Where  to stay (and eat)

Kalari Kovalikom, Kollengode, Palakkad (04923-263921, cghearth.com)

Perumbayil Ayurveda Mana, Pavaratty Road, Paluvayil, Guruvayoor (9846045696, ayurvedamana.com)

Arya Vaidya Sala, Kottakkal, Malappuram District (0483-2808000, aryavaidyasala.com)

Kadavu Resort and Ayurveda Centre,NH-17 Calicut Bypass Road, Azhinjilam, Malappuram District (0483-2830570, kadavuayurvedaresort.com)

Recipes
Some Ayurvedic dishes to try in your own kitchen, based on my close look at what the cooks at Kalari Kovilakom were doing. Make sure you use the heaviest pot you have, to avoid the food getting scorched, because you won’t use any oil.

Pumpkin soup
Keep ready some boiled arhar (toor) dal cooked with turmeric, asafoetida and rock salt. Also keep ready some grated coconut ground into a paste with garlic, and some cumin powder.

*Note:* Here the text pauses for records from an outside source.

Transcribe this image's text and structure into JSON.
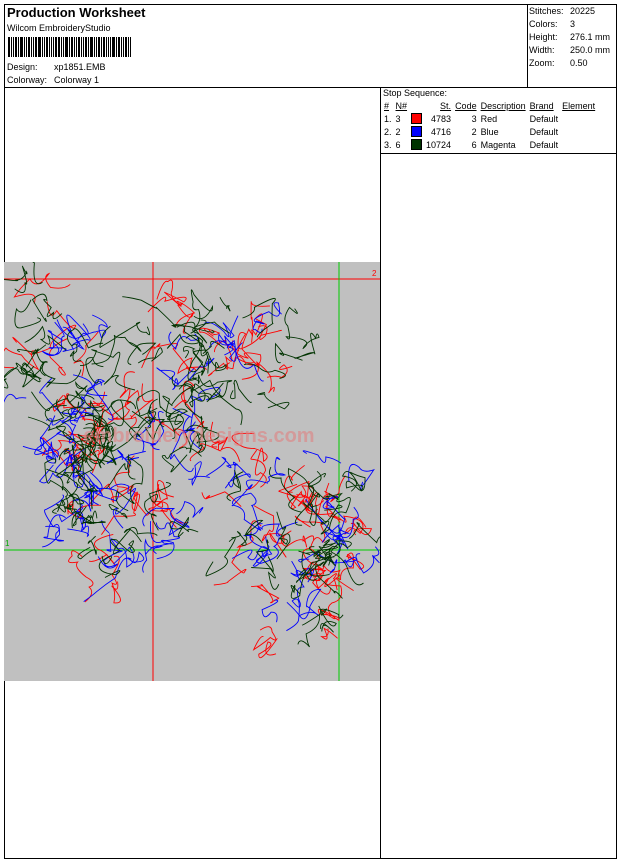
{
  "header": {
    "title": "Production Worksheet",
    "software": "Wilcom EmbroideryStudio"
  },
  "design_info": {
    "design_label": "Design:",
    "design_value": "xp1851.EMB",
    "colorway_label": "Colorway:",
    "colorway_value": "Colorway 1"
  },
  "stats": {
    "stitches_label": "Stitches:",
    "stitches_value": "20225",
    "colors_label": "Colors:",
    "colors_value": "3",
    "height_label": "Height:",
    "height_value": "276.1 mm",
    "width_label": "Width:",
    "width_value": "250.0 mm",
    "zoom_label": "Zoom:",
    "zoom_value": "0.50"
  },
  "stop_sequence": {
    "title": "Stop Sequence:",
    "headers": {
      "index": "#",
      "needle": "N#",
      "stitches": "St.",
      "code": "Code",
      "description": "Description",
      "brand": "Brand",
      "element": "Element"
    },
    "rows": [
      {
        "index": "1.",
        "needle": "3",
        "color": "#ff0000",
        "stitches": "4783",
        "code": "3",
        "description": "Red",
        "brand": "Default"
      },
      {
        "index": "2.",
        "needle": "2",
        "color": "#0000ff",
        "stitches": "4716",
        "code": "2",
        "description": "Blue",
        "brand": "Default"
      },
      {
        "index": "3.",
        "needle": "6",
        "color": "#003300",
        "stitches": "10724",
        "code": "6",
        "description": "Magenta",
        "brand": "Default"
      }
    ]
  },
  "preview": {
    "watermark": "embroiderydesigns.com",
    "axis_label_2": "2",
    "axis_label_1": "1",
    "background": "#c0c0c0",
    "guide_red": "#ff0000",
    "guide_green": "#00cc00"
  }
}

Dice the yellow pumpkin and steam it with turmeric, rock salt and chopped ginger. Use just enough water to let it cook in its own steam, and keep stirring. When it’s tender, add it to the dal along with the coconut-garlic paste and a pinch of cumin. Stir well to mix. The consistency should be fairly thick.

Tip: You can also make this soup with moong dal and spinach

Cabbage thoran
Heat a heavy pot and add mustard seeds and cumin seeds until they crackle, then some  finely chopped onion, turmeric, grated coconut and curry leaves. Keep stirring until the onions lose their raw smell. Then add chopped cabbage, previously steamed lightly, and stir well to mix.

Tip: You could substitute long beans or raw papaya for the cabbage

Cucumber avial
Lightly steam diced cucumber with finely chopped ginger, rock salt and curry leaves, until the cucumber turns slightly opaque. Add coconut milk and heat through.

Beetroot pachadi
Lightly steam finely chopped beetroot. Grind together coconut and mustard seeds into a fine paste. Add this to yogurt together with chopped ginger, rock salt and curry leaves. Finally mix in the steamed beetroot.

Tip: Can also be made with bitter gourd or banana stem.